Ingram was born in 1924 in Breslau , what was then Lower Silesia . He was the youngest son of the timber merchant Kurt Immerwahr and his wife Johanna geb. Friend; his older brother was the classical philologist Henry Rudolph Immerwahr . During the National Socialist era , the family was persecuted because of their Jewish origins and left the German Reich when Ingram was 14 years old. At first you lived in England . During the Second World War worked Ingram in a chemical factory and studied at night at Birkbeck College of the University of London . He earned a bachelor's degree in chemistry in 1945 and a PhD in organic chemistry in 1949. After receiving his doctorate, he worked as a postdoc at the Rockefeller Institute and at Yale University . At “Rockefeller” he worked with Moses Kunitz on the crystallization of proteins. During his time at Yale, he worked with Joseph Fruton on peptide chemistry. In 1952 he returned to England and began his work at the University of Cambridge's Cavendish Laboratory studying protein chemistry. In 1956, Ingram, John A. Hunt and Antony OW Stretton showed that sickle cell anemia is caused by an exchange of a glutamic acid for a valine in the hemoglobin . Ingram used electrophoretic and chromatographic methods to detect the amino acid exchange . Max Perutz and Francis Crick support the work of Ingram and his colleagues. For this he received the William Allan Award from the American Society of Human Genetics in 1967 . Ingram's work showed for the first time that disease can be caused by the replacement of a single amino acid in a protein. Therefore, Ingram is sometimes referred to as the "father of molecular medicine".

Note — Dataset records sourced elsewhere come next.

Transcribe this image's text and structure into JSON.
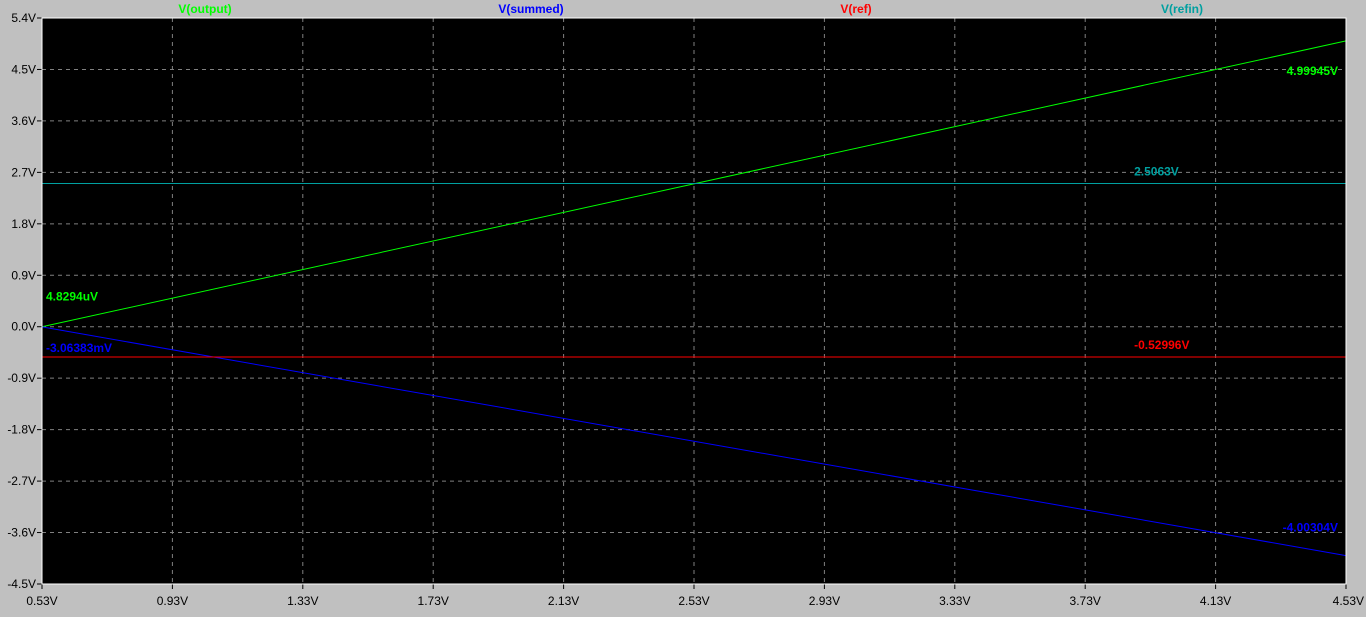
{
  "chart_data": {
    "type": "line",
    "xlabel": "",
    "ylabel": "",
    "xlim": [
      0.53,
      4.53
    ],
    "ylim": [
      -4.5,
      5.4
    ],
    "x_ticks": [
      "0.53V",
      "0.93V",
      "1.33V",
      "1.73V",
      "2.13V",
      "2.53V",
      "2.93V",
      "3.33V",
      "3.73V",
      "4.13V",
      "4.53V"
    ],
    "x_tick_values": [
      0.53,
      0.93,
      1.33,
      1.73,
      2.13,
      2.53,
      2.93,
      3.33,
      3.73,
      4.13,
      4.53
    ],
    "y_ticks": [
      "5.4V",
      "4.5V",
      "3.6V",
      "2.7V",
      "1.8V",
      "0.9V",
      "0.0V",
      "-0.9V",
      "-1.8V",
      "-2.7V",
      "-3.6V",
      "-4.5V"
    ],
    "y_tick_values": [
      5.4,
      4.5,
      3.6,
      2.7,
      1.8,
      0.9,
      0.0,
      -0.9,
      -1.8,
      -2.7,
      -3.6,
      -4.5
    ],
    "grid": true,
    "background": "#000000",
    "axis_color": "#c0c0c0",
    "tick_label_color": "#000000",
    "series": [
      {
        "name": "V(output)",
        "color": "#00ff00",
        "x": [
          0.53,
          4.53
        ],
        "y": [
          4.8294e-06,
          4.99945
        ],
        "labels": [
          {
            "text": "4.8294uV",
            "x": 0.53,
            "y": 4.8294e-06
          },
          {
            "text": "4.99945V",
            "x": 4.53,
            "y": 4.99945
          }
        ]
      },
      {
        "name": "V(summed)",
        "color": "#0000ff",
        "x": [
          0.53,
          4.53
        ],
        "y": [
          -0.00306383,
          -4.00304
        ],
        "labels": [
          {
            "text": "-3.06383mV",
            "x": 0.53,
            "y": -0.00306383
          },
          {
            "text": "-4.00304V",
            "x": 4.53,
            "y": -4.00304
          }
        ]
      },
      {
        "name": "V(ref)",
        "color": "#ff0000",
        "x": [
          0.53,
          4.53
        ],
        "y": [
          -0.52996,
          -0.52996
        ],
        "labels": [
          {
            "text": "-0.52996V",
            "x": 3.88,
            "y": -0.52996
          }
        ]
      },
      {
        "name": "V(refin)",
        "color": "#00a0a0",
        "x": [
          0.53,
          4.53
        ],
        "y": [
          2.5063,
          2.5063
        ],
        "labels": [
          {
            "text": "2.5063V",
            "x": 3.88,
            "y": 2.5063
          }
        ]
      }
    ]
  }
}
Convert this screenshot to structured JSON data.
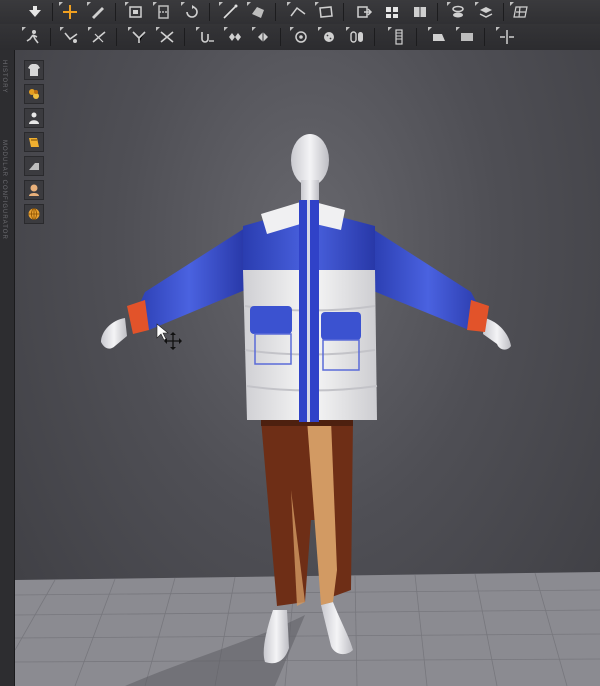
{
  "window": {
    "left_panel_labels": [
      "HISTORY",
      "MODULAR CONFIGURATOR"
    ]
  },
  "toolbar_row1": {
    "icons": [
      "download-arrow-icon",
      "move-cross-icon",
      "edit-pattern-icon",
      "transform-icon",
      "fold-icon",
      "rotate-icon",
      "line-icon",
      "polygon-icon",
      "segment-icon",
      "rectangle-icon",
      "export-icon",
      "fabric-icon",
      "button-icon",
      "zipper-icon",
      "grid-icon"
    ]
  },
  "toolbar_row2": {
    "icons": [
      "simulate-avatar-icon",
      "pin-icon",
      "needle-icon",
      "sew-icon",
      "free-sew-icon",
      "tack-icon",
      "pattern-pieces-icon",
      "puzzle-icon",
      "select-mesh-icon",
      "button-add-icon",
      "buttonhole-icon",
      "snap-icon",
      "zipper-tool-icon",
      "elastic-icon",
      "trim-icon",
      "align-icon"
    ]
  },
  "viewport_tools": [
    "garment-icon",
    "fabric-swatch-icon",
    "avatar-icon",
    "stitch-icon",
    "fold-tool-icon",
    "avatar-head-icon",
    "globe-icon"
  ],
  "colors": {
    "jacket_blue": "#3a4fcf",
    "jacket_white": "#ededed",
    "cuff_orange": "#e2532a",
    "pants_brown": "#6e2e16",
    "pants_tan": "#d29a63",
    "floor": "#8a8a90"
  }
}
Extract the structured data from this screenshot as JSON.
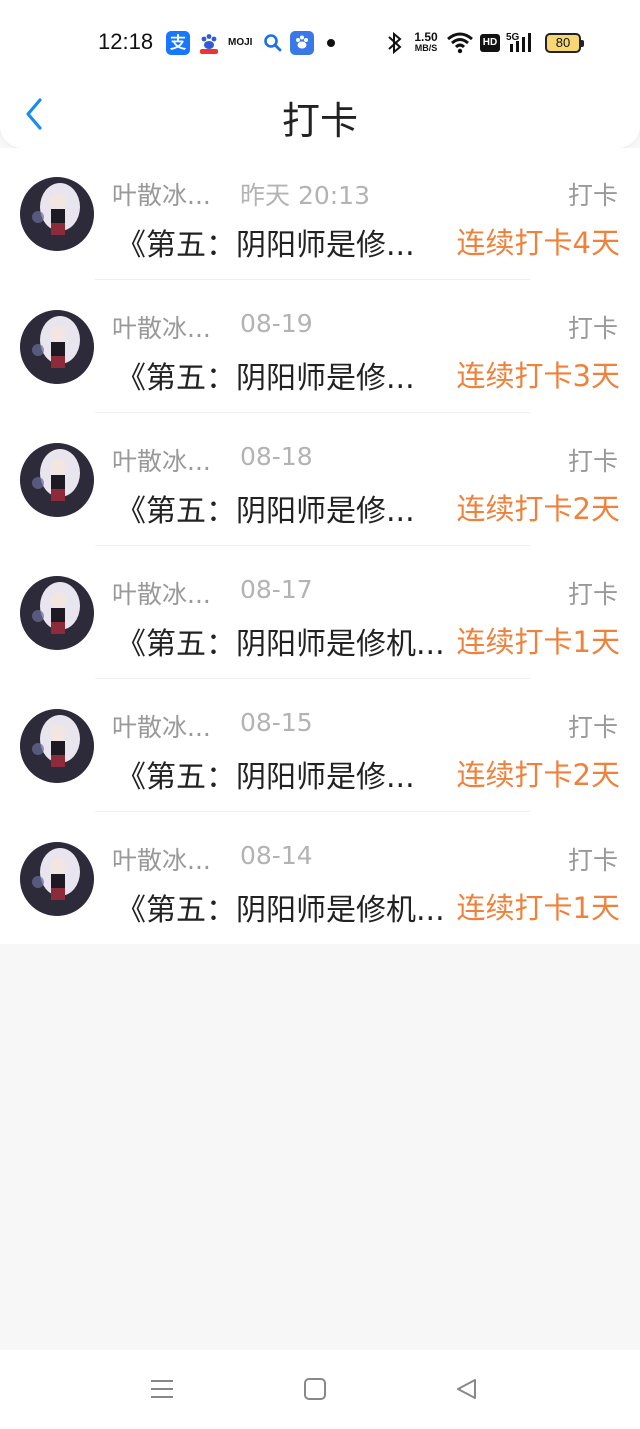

Ingram came to MIT in 1958. At first he only wanted to stay a year. But he liked it so much that he stayed. During his time at MIT, he worked with Paul A. Marks of Columbia University on hemoglobin. He also began to be interested in fetal hemoglobin, which is different from that of adults. In 1963, Ingram was elected to the American Academy of Arts and Sciences . In the 1980s he became increasingly interested in Alzheimer's research. After his retirement, he continued his work at MIT in a small laboratory. He and his wife were house parents of the Ashdown House student residence at MIT for over 16 years. The asteroid (6285) Ingram is named in his honor . in 2002 he was elected a member of the National Academy of Sciences . Ingram died on August 17, 2006 in Boston in an accident.

See also

literature

  • Lisa A. Steiner: Ingram, Vernon Martin . In: Oxford Dictionary of National Biography 2005–2008 . Oxford 2013, pp. 586f.

Individual evidence

  1. ^ Genome Biology (May 2, 2002). Retrieved June 13, 2012.